- Active: 1914–1947
- Country: British India
- Allegiance: United Kingdom
- Branch: Auxiliary Force
- Type: Infantry Regiment
- Headquarters: Calcutta
- Motto(s): Per Ardua Stabilis Esto ("Be firm through difficulties")
- Engagements: World War I World War II

= Calcutta Scottish =

The Calcutta Scottish was a regiment of volunteers of Scottish descent raised in 1914 as an infantry regiment of the British Indian Army. The regiment formed part of the army reserves of the Auxiliary Force, India (AFI). The regimental dress uniform was Hunting Stewart tartan. The regiment was disbanded following India's independence in 1947.

==History==
===Formation===
An attempt was made to raise two kilted companies of "Calcutta Scottish" within the Calcutta Rifles, but apparently without success. This may account for the date for the raising of the Regiment being given as 1 August 1911 in Major Donovan Jackson’s work India’s Army. On 1 August 1914, The Calcutta Scottish Volunteers were formed as part of the Indian Volunteer Force. King's and Regimental Colours were awarded.

===First World War===
The regiment probably deployed only as individual reinforcements. Some officers are known to have gone to East Africa, but there is no other record of deployment as a unit. There is reference to Calcutta Volunteer Machine Guns armed with Maxim guns which may have included officers and men from the Calcutta Scottish.

On 1 April 1917, the regiment was redesignated the 44th Calcutta Scottish. In 1919, the 44th was called out for over two months to deal with "communal riots".

===Interwar period===
On 1 October 1920, the regiment was redesignated The Calcutta Scottish (Army Auxiliary Force, India) and in 1921 included a Light Motor Patrol armed with Maxim guns (later Vickers, then Lewis, then Brens) but mounted in private cars.

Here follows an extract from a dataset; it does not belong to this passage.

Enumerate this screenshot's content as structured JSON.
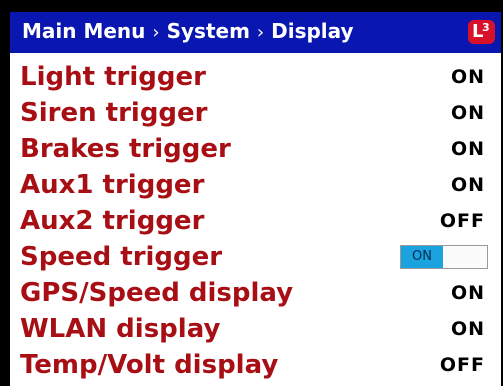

In 1921 the Prince of Wales visited the East in and on a visit to the city on 24 December inspected the Calcutta Scottish. In 1926 the unit was called out for over two months, (reason not known, possibly riots?) and was again inspected by the Prince of Wales in 1928.

In 1930 the Calcutta Scottish was called out as an aid to the civil power for over two months, during which small detachments were deployed on 18 occasions.

===Second World War===
The regiment provided a detachment of four men for "Operation Creek", a SOE operation against Axis shipping in Goa in 1942. The lead unit was the Calcutta Light Horse. In 1946 the regiment was reorganised to consist of an HQ, two companies and four motor platoons, and was disbanded in 1947 upon India's independence.

==Uniform==
- Badge: The Cross of St Andrew with the coat of arms of Calcutta superimposed, in the upper angle of the cross: a crown.
- Jacket: 1920: Scarlet jacket with white facings. By 1946: Scarlet jacket with yellow facings.
- Kilt: Hunting Stewart tartan. Rarely worn during World War II.
- Glengarry: 1914-20: Diced Green and white. By 1946: Royal blue with same colour ribbons (Argyle?). Also red and black check/diced. Sun helmets were also worn a lot of the time.
- Hose Tops: 1914-20: Green and white. By 1946: Tartan with red flashes. Also red and black check/diced.

==Accoutrements==
- King’s and Regimental Colours: Passed originally to the London Scottish and in 1953 by them to the United Services Museum in Edinburgh Castle.
- Regimental Silver: Passed originally to the London Scottish Regiment and displayed in Edinburgh Castle in 1951.
- Regimental Journal: Calcutta Scottish Regimental Chronicle.

==Operations==
Operation Creek was described in the 1978 book Boarding Party by James Leasor. A "factional" account in which, for ostensibly deniable purposes, the Calcutta Light Horse, reinforced by four members of the Calcutta Scottish, raided the neutral port of Marmagoa on 9 March 1943. In the port, the German ship Ehrenfels had been providing information to three German U-boats, on the movement of Allied shipping with the result that some 250,000 tons of British shipping had been sunk over a period of 45 days. After a journey from Calcutta, via Bombay, in the hopper barge Phoebe, the Ehrenfels was boarded and destroyed along with two other German ships, and one Italian ship. The film The Sea Wolves, released in June 1981, was based on the book and starred Gregory Peck, Roger Moore, David Niven and Trevor Howard. It was filmed on location in Goa.